Alberto Contador, leader of this year’s Giro d’ Italia, crashed five days ago because of a spectator leaning over the barrier and holding a video camera as the racers were sprinting by at 50 Kph to the finish. The spectator effectively clothes-lined the rider ahead of Contador, causing both to go down – and causing a double dislocation of Contador’s left shoulder. You heard that right: it popped back in when he got up from the pavement, and then went out a second time as he reached for his bicycle.
An injury of this severity in any other sport would have the competitor carried off the field, followed by an extended time of recovery. Everyone knows you can’t carry on with that kind of pain. Contador apparently didn’t get that memo. He carried on racing with the team doctor’s assurance that the worst of the pain should subside after a few days. On the second day he still needed to be helped into his racing jersey, but carry on he did. As of today he still can’t lift his left arm over his head.
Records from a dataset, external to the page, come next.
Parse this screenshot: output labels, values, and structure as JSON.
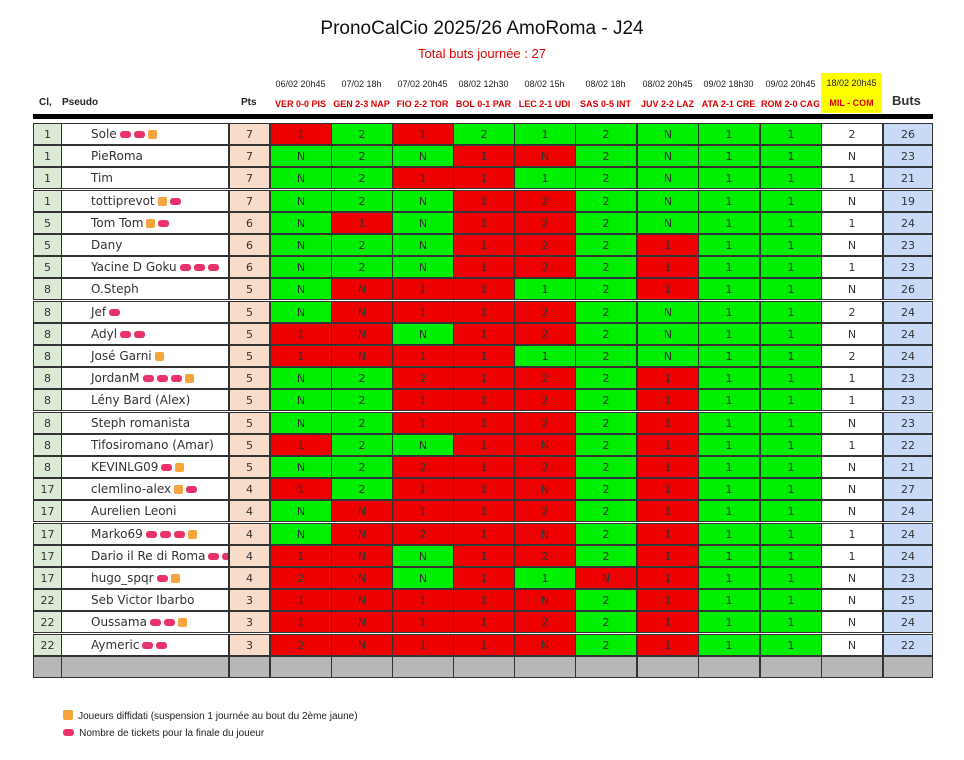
{
  "title": "PronoCalCio 2025/26 AmoRoma - J24",
  "subtitle": "Total buts journée : 27",
  "headers": {
    "rank": "Cl,",
    "name": "Pseudo",
    "pts": "Pts",
    "buts": "Buts"
  },
  "matches": [
    {
      "date": "06/02 20h45",
      "label": "VER 0-0 PIS"
    },
    {
      "date": "07/02 18h",
      "label": "GEN 2-3 NAP"
    },
    {
      "date": "07/02 20h45",
      "label": "FIO 2-2 TOR"
    },
    {
      "date": "08/02 12h30",
      "label": "BOL 0-1 PAR"
    },
    {
      "date": "08/02 15h",
      "label": "LEC 2-1 UDI"
    },
    {
      "date": "08/02 18h",
      "label": "SAS 0-5 INT"
    },
    {
      "date": "08/02 20h45",
      "label": "JUV 2-2 LAZ"
    },
    {
      "date": "09/02 18h30",
      "label": "ATA 2-1 CRE"
    },
    {
      "date": "09/02 20h45",
      "label": "ROM 2-0 CAG"
    },
    {
      "date": "18/02 20h45",
      "label": "MIL - COM"
    }
  ],
  "colors": {
    "correct": "#00ee00",
    "wrong": "#ee0000",
    "pending": "#ffffff",
    "highlight": "#ffff00",
    "rank_bg": "#dbead5",
    "pts_bg": "#f7dcc9",
    "buts_bg": "#c9daf7",
    "suspension": "#f4a63c",
    "ticket": "#e8336a"
  },
  "players": [
    {
      "rank": "1",
      "name": "Sole",
      "tickets_before": 2,
      "susp": true,
      "tickets_after": 0,
      "pts": "7",
      "picks": [
        "1",
        "2",
        "1",
        "2",
        "1",
        "2",
        "N",
        "1",
        "1",
        "2"
      ],
      "res": [
        "R",
        "G",
        "R",
        "G",
        "G",
        "G",
        "G",
        "G",
        "G",
        "W"
      ],
      "buts": "26"
    },
    {
      "rank": "1",
      "name": "PieRoma",
      "tickets_before": 0,
      "susp": false,
      "tickets_after": 0,
      "pts": "7",
      "picks": [
        "N",
        "2",
        "N",
        "1",
        "N",
        "2",
        "N",
        "1",
        "1",
        "N"
      ],
      "res": [
        "G",
        "G",
        "G",
        "R",
        "R",
        "G",
        "G",
        "G",
        "G",
        "W"
      ],
      "buts": "23"
    },
    {
      "rank": "1",
      "name": "Tim",
      "tickets_before": 0,
      "susp": false,
      "tickets_after": 0,
      "pts": "7",
      "picks": [
        "N",
        "2",
        "1",
        "1",
        "1",
        "2",
        "N",
        "1",
        "1",
        "1"
      ],
      "res": [
        "G",
        "G",
        "R",
        "R",
        "G",
        "G",
        "G",
        "G",
        "G",
        "W"
      ],
      "buts": "21"
    },
    {
      "rank": "1",
      "name": "tottiprevot",
      "tickets_before": 0,
      "susp": true,
      "tickets_after": 1,
      "pts": "7",
      "picks": [
        "N",
        "2",
        "N",
        "1",
        "2",
        "2",
        "N",
        "1",
        "1",
        "N"
      ],
      "res": [
        "G",
        "G",
        "G",
        "R",
        "R",
        "G",
        "G",
        "G",
        "G",
        "W"
      ],
      "buts": "19"
    },
    {
      "rank": "5",
      "name": "Tom Tom",
      "tickets_before": 0,
      "susp": true,
      "tickets_after": 1,
      "pts": "6",
      "picks": [
        "N",
        "1",
        "N",
        "1",
        "2",
        "2",
        "N",
        "1",
        "1",
        "1"
      ],
      "res": [
        "G",
        "R",
        "G",
        "R",
        "R",
        "G",
        "G",
        "G",
        "G",
        "W"
      ],
      "buts": "24"
    },
    {
      "rank": "5",
      "name": "Dany",
      "tickets_before": 0,
      "susp": false,
      "tickets_after": 0,
      "pts": "6",
      "picks": [
        "N",
        "2",
        "N",
        "1",
        "2",
        "2",
        "1",
        "1",
        "1",
        "N"
      ],
      "res": [
        "G",
        "G",
        "G",
        "R",
        "R",
        "G",
        "R",
        "G",
        "G",
        "W"
      ],
      "buts": "23"
    },
    {
      "rank": "5",
      "name": "Yacine D Goku",
      "tickets_before": 3,
      "susp": false,
      "tickets_after": 0,
      "pts": "6",
      "picks": [
        "N",
        "2",
        "N",
        "1",
        "2",
        "2",
        "1",
        "1",
        "1",
        "1"
      ],
      "res": [
        "G",
        "G",
        "G",
        "R",
        "R",
        "G",
        "R",
        "G",
        "G",
        "W"
      ],
      "buts": "23"
    },
    {
      "rank": "8",
      "name": "O.Steph",
      "tickets_before": 0,
      "susp": false,
      "tickets_after": 0,
      "pts": "5",
      "picks": [
        "N",
        "N",
        "1",
        "1",
        "1",
        "2",
        "1",
        "1",
        "1",
        "N"
      ],
      "res": [
        "G",
        "R",
        "R",
        "R",
        "G",
        "G",
        "R",
        "G",
        "G",
        "W"
      ],
      "buts": "26"
    },
    {
      "rank": "8",
      "name": "Jef",
      "tickets_before": 1,
      "susp": false,
      "tickets_after": 0,
      "pts": "5",
      "picks": [
        "N",
        "N",
        "1",
        "1",
        "2",
        "2",
        "N",
        "1",
        "1",
        "2"
      ],
      "res": [
        "G",
        "R",
        "R",
        "R",
        "R",
        "G",
        "G",
        "G",
        "G",
        "W"
      ],
      "buts": "24"
    },
    {
      "rank": "8",
      "name": "Adyl",
      "tickets_before": 2,
      "susp": false,
      "tickets_after": 0,
      "pts": "5",
      "picks": [
        "1",
        "N",
        "N",
        "1",
        "2",
        "2",
        "N",
        "1",
        "1",
        "N"
      ],
      "res": [
        "R",
        "R",
        "G",
        "R",
        "R",
        "G",
        "G",
        "G",
        "G",
        "W"
      ],
      "buts": "24"
    },
    {
      "rank": "8",
      "name": "José Garni",
      "tickets_before": 0,
      "susp": true,
      "tickets_after": 0,
      "pts": "5",
      "picks": [
        "1",
        "N",
        "1",
        "1",
        "1",
        "2",
        "N",
        "1",
        "1",
        "2"
      ],
      "res": [
        "R",
        "R",
        "R",
        "R",
        "G",
        "G",
        "G",
        "G",
        "G",
        "W"
      ],
      "buts": "24"
    },
    {
      "rank": "8",
      "name": "JordanM",
      "tickets_before": 3,
      "susp": true,
      "tickets_after": 0,
      "pts": "5",
      "picks": [
        "N",
        "2",
        "2",
        "1",
        "2",
        "2",
        "1",
        "1",
        "1",
        "1"
      ],
      "res": [
        "G",
        "G",
        "R",
        "R",
        "R",
        "G",
        "R",
        "G",
        "G",
        "W"
      ],
      "buts": "23"
    },
    {
      "rank": "8",
      "name": "Lény Bard (Alex)",
      "tickets_before": 0,
      "susp": false,
      "tickets_after": 0,
      "pts": "5",
      "picks": [
        "N",
        "2",
        "1",
        "1",
        "2",
        "2",
        "1",
        "1",
        "1",
        "1"
      ],
      "res": [
        "G",
        "G",
        "R",
        "R",
        "R",
        "G",
        "R",
        "G",
        "G",
        "W"
      ],
      "buts": "23"
    },
    {
      "rank": "8",
      "name": "Steph romanista",
      "tickets_before": 0,
      "susp": false,
      "tickets_after": 0,
      "pts": "5",
      "picks": [
        "N",
        "2",
        "1",
        "1",
        "2",
        "2",
        "1",
        "1",
        "1",
        "N"
      ],
      "res": [
        "G",
        "G",
        "R",
        "R",
        "R",
        "G",
        "R",
        "G",
        "G",
        "W"
      ],
      "buts": "23"
    },
    {
      "rank": "8",
      "name": "Tifosiromano (Amar)",
      "tickets_before": 0,
      "susp": false,
      "tickets_after": 0,
      "pts": "5",
      "picks": [
        "1",
        "2",
        "N",
        "1",
        "N",
        "2",
        "1",
        "1",
        "1",
        "1"
      ],
      "res": [
        "R",
        "G",
        "G",
        "R",
        "R",
        "G",
        "R",
        "G",
        "G",
        "W"
      ],
      "buts": "22"
    },
    {
      "rank": "8",
      "name": "KEVINLG09",
      "tickets_before": 1,
      "susp": true,
      "tickets_after": 0,
      "pts": "5",
      "picks": [
        "N",
        "2",
        "2",
        "1",
        "2",
        "2",
        "1",
        "1",
        "1",
        "N"
      ],
      "res": [
        "G",
        "G",
        "R",
        "R",
        "R",
        "G",
        "R",
        "G",
        "G",
        "W"
      ],
      "buts": "21"
    },
    {
      "rank": "17",
      "name": "clemlino-alex",
      "tickets_before": 0,
      "susp": true,
      "tickets_after": 1,
      "pts": "4",
      "picks": [
        "1",
        "2",
        "1",
        "1",
        "N",
        "2",
        "1",
        "1",
        "1",
        "N"
      ],
      "res": [
        "R",
        "G",
        "R",
        "R",
        "R",
        "G",
        "R",
        "G",
        "G",
        "W"
      ],
      "buts": "27"
    },
    {
      "rank": "17",
      "name": "Aurelien Leoni",
      "tickets_before": 0,
      "susp": false,
      "tickets_after": 0,
      "pts": "4",
      "picks": [
        "N",
        "N",
        "1",
        "1",
        "2",
        "2",
        "1",
        "1",
        "1",
        "N"
      ],
      "res": [
        "G",
        "R",
        "R",
        "R",
        "R",
        "G",
        "R",
        "G",
        "G",
        "W"
      ],
      "buts": "24"
    },
    {
      "rank": "17",
      "name": "Marko69",
      "tickets_before": 3,
      "susp": true,
      "tickets_after": 0,
      "pts": "4",
      "picks": [
        "N",
        "N",
        "2",
        "1",
        "N",
        "2",
        "1",
        "1",
        "1",
        "1"
      ],
      "res": [
        "G",
        "R",
        "R",
        "R",
        "R",
        "G",
        "R",
        "G",
        "G",
        "W"
      ],
      "buts": "24"
    },
    {
      "rank": "17",
      "name": "Dario il Re di Roma",
      "tickets_before": 2,
      "susp": false,
      "tickets_after": 0,
      "pts": "4",
      "picks": [
        "1",
        "N",
        "N",
        "1",
        "2",
        "2",
        "1",
        "1",
        "1",
        "1"
      ],
      "res": [
        "R",
        "R",
        "G",
        "R",
        "R",
        "G",
        "R",
        "G",
        "G",
        "W"
      ],
      "buts": "24"
    },
    {
      "rank": "17",
      "name": "hugo_spqr",
      "tickets_before": 1,
      "susp": true,
      "tickets_after": 0,
      "pts": "4",
      "picks": [
        "2",
        "N",
        "N",
        "1",
        "1",
        "N",
        "1",
        "1",
        "1",
        "N"
      ],
      "res": [
        "R",
        "R",
        "G",
        "R",
        "G",
        "R",
        "R",
        "G",
        "G",
        "W"
      ],
      "buts": "23"
    },
    {
      "rank": "22",
      "name": "Seb Victor Ibarbo",
      "tickets_before": 0,
      "susp": false,
      "tickets_after": 0,
      "pts": "3",
      "picks": [
        "1",
        "N",
        "1",
        "1",
        "N",
        "2",
        "1",
        "1",
        "1",
        "N"
      ],
      "res": [
        "R",
        "R",
        "R",
        "R",
        "R",
        "G",
        "R",
        "G",
        "G",
        "W"
      ],
      "buts": "25"
    },
    {
      "rank": "22",
      "name": "Oussama",
      "tickets_before": 2,
      "susp": true,
      "tickets_after": 0,
      "pts": "3",
      "picks": [
        "1",
        "N",
        "1",
        "1",
        "2",
        "2",
        "1",
        "1",
        "1",
        "N"
      ],
      "res": [
        "R",
        "R",
        "R",
        "R",
        "R",
        "G",
        "R",
        "G",
        "G",
        "W"
      ],
      "buts": "24"
    },
    {
      "rank": "22",
      "name": "Aymeric",
      "tickets_before": 2,
      "susp": false,
      "tickets_after": 0,
      "pts": "3",
      "picks": [
        "2",
        "N",
        "1",
        "1",
        "N",
        "2",
        "1",
        "1",
        "1",
        "N"
      ],
      "res": [
        "R",
        "R",
        "R",
        "R",
        "R",
        "G",
        "R",
        "G",
        "G",
        "W"
      ],
      "buts": "22"
    }
  ],
  "legend": {
    "suspension": "Joueurs diffidati (suspension 1 journée au bout du 2ème jaune)",
    "tickets": "Nombre de tickets pour la finale du joueur"
  }
}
Pro cyclists are a tough lot. A 21 day Grand Tour exacts a huge toll of physical suffering and mental strain, all with only two or three rest days. This year’s Giro has more than 43, 000 meters, or 176,000 feet of climbing. Under the best of circumstances it’s a race of attrition. Under normal circumstances, bad days must be overcome with harder work on the next day – while surrounded by hungry competitors at the top of their game.
We’ll be hearing the media drone on about under-inflated footballs, but we won’t be hearing about the top sports story of the year. Guts, courage and determination have come together in a special way for Contador during this year’s Giro. It’s what makes cycling a great sport.